All this said, my original review still stands – and so here it is, as written in December 2014:
This book is just gorgeous. When I started reading Game of Thrones this summer at the urging of a friend, I found myself peppering her with background questions. Who are the Rhoynar? What’s a crannogman? Hey, tell me everything about these Children of the Forest… The World of Ice and Fire is precisely the book I hoped existed then. It’s an in-depth look at the history of Westeros, and to a lesser extent, neighbouring continent Essos. The bulk of the book focuses on the many Targaryen kings, followed by a potted history of six of the seven ‘kingdoms’, plus the Iron Islands. We then travel over to many of the major cities in Essos, and towards the end go further afield, drifting towards the far east and mysterious Asshai.

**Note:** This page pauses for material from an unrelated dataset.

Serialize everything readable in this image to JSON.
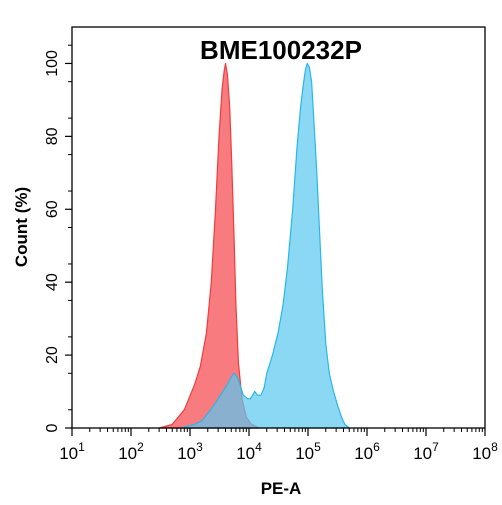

The tone of the book is perhaps a little dry in places, but it’s framed as being penned by a Maester of the Citadel, so for me that worked (although in later sections I think the editing could have been tighter, as small repetitions and spelling errors became more frequent). Certainly the histories we’re presented with become vaguer, more rumour than fact, the further afield we travel, but as this is a world where few from Westeros dare to travel that far, it fit with the perspective the book took.
I think this is definitely more for the obsessive rather than casual fan, and I’d definitely recommend reading the Dunk and Egg stories first (I may or may not have got quite emotional during the history of Aegon V’s reign, and had to put the book down a few times…). If you’ve read the history of the first Dance of Dragons, it’s quite heavily condensed here, and there are other places where it definitely feels as though Martin has much longer histories waiting to be told when time permits. One of the biggest selling points of the book is the absolutely stunning artwork. I’m normally a ‘nice picture, turn the page’ kind of girl, but The World of Ice and Fire starts with a painting of Dragonstone so stunning you can all but taste the sea salt and hear the crash of the waves on rocks, and it only gets better from there. This is definitely a book you want to hold in your hands rather than flick through on a Kindle – the only problem being that it’s so big and heavy, I did find it difficult to get comfortable with it.
I seriously, seriously love this book, and have already bought an extra copy to give as a Christmas present.